Oficio de Isla se permite trastocar las nociones aristotélicas para hilvanar una dramaturgia performativa que refuerza el entramado significante del discurso. El prólogo, el epílogo, los cuadros que se insertan en la puesta, vienen a ser, a la vez que rompimiento, elementos esenciales que aportan la progresión dramática. La rivalidad entre el danzón cubano y el two step americano, el mambí que irrumpe con reclamos de libertad, los personajes del bufo con sus diálogos costumbristas, nos llegan como postales sobre fenómenos que convergieron en ese período histórico. Se establece en Oficio… una urdimbre de elementos que se interconectan para y por un mismo fin.

La interpretación musical a cargo de la Banda de Boyeros dirigida por Daya Aceituno, permea toda la puesta como un ente primordial, la escenografía presentada como instalación minimalista, el vestuario que respeta la usanza epocal, ambos apuestan por la neutralidad del blanco como valor tonal, otorgando a determinados personajes toques de color en su indumentaria para acentuar determinadas características.

Nos encontramos ante una puesta en escena total cuya temática enmarcada a comienzos de 1900 dialoga con el ahora como un espejo en el que la sociedad actual se asoma y reconoce a sí misma.

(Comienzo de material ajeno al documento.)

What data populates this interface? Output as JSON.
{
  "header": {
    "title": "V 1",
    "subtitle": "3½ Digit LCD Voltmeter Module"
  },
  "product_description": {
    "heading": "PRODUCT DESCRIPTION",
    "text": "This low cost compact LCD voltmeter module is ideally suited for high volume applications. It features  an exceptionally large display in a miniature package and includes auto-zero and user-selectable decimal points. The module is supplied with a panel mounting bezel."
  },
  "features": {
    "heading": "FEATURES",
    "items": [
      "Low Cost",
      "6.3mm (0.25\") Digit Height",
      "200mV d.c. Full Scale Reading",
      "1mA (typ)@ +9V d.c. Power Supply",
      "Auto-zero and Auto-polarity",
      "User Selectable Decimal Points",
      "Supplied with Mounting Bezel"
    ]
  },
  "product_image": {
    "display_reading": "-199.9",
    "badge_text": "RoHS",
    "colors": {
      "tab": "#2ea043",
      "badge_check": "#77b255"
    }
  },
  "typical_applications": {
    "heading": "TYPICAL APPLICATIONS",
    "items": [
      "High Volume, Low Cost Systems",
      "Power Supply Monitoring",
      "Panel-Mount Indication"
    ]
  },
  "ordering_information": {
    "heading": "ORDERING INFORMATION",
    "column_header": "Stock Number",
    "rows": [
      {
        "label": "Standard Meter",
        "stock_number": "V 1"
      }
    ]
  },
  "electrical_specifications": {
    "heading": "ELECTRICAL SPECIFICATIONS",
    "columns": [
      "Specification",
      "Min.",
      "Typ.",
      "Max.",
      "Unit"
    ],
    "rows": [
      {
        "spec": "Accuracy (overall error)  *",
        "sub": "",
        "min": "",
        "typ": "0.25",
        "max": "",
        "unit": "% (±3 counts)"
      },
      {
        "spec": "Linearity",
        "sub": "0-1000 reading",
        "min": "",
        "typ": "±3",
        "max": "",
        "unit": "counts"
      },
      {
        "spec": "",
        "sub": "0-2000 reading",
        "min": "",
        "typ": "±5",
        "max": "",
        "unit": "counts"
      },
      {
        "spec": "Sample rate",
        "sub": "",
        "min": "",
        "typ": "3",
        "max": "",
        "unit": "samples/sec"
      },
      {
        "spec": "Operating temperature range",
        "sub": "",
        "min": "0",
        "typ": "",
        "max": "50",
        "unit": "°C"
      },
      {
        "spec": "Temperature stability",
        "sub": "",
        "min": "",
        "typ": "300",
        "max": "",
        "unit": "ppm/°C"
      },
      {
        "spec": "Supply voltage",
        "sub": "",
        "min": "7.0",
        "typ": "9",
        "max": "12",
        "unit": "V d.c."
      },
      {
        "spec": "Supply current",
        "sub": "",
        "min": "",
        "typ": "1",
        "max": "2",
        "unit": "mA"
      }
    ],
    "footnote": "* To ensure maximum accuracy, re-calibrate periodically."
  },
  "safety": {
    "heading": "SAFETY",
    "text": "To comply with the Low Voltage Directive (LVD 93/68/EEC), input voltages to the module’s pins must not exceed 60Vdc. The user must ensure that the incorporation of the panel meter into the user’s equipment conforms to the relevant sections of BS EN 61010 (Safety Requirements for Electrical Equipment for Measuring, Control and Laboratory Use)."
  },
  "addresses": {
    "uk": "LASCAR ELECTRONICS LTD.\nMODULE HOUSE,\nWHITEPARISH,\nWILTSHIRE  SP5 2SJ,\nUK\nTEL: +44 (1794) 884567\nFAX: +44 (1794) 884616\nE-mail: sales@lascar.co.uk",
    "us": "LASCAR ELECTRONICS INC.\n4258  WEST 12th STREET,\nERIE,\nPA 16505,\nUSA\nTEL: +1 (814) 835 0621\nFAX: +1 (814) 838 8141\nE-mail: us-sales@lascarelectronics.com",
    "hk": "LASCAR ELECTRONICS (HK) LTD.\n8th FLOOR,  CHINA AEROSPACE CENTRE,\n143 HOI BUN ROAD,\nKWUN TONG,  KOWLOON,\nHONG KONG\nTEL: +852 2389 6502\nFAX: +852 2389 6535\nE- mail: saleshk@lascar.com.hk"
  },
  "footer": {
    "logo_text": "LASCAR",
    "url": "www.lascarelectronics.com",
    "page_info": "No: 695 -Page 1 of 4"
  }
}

Oficio de Isla es de esas puestas que se disfrutan y que, después de abandonar la sala de teatro convocan a cavilaciones  en torno a los disímiles cuestionamientos.

El público colmó el salón todos los días de presentación, muchas personas también se quedaron deseosas de tener la oportunidad de entrar. El teatro convoca, moviliza a la añeja ciudad que posee una fuerte tradición en eventos de este tipo. Oficio de Isla llegó a Camagüey con una acogida abrumadora, otras propuestas habitarán la ciudad en lo sucesivo a manos del equipo de la Comunidad Creativa.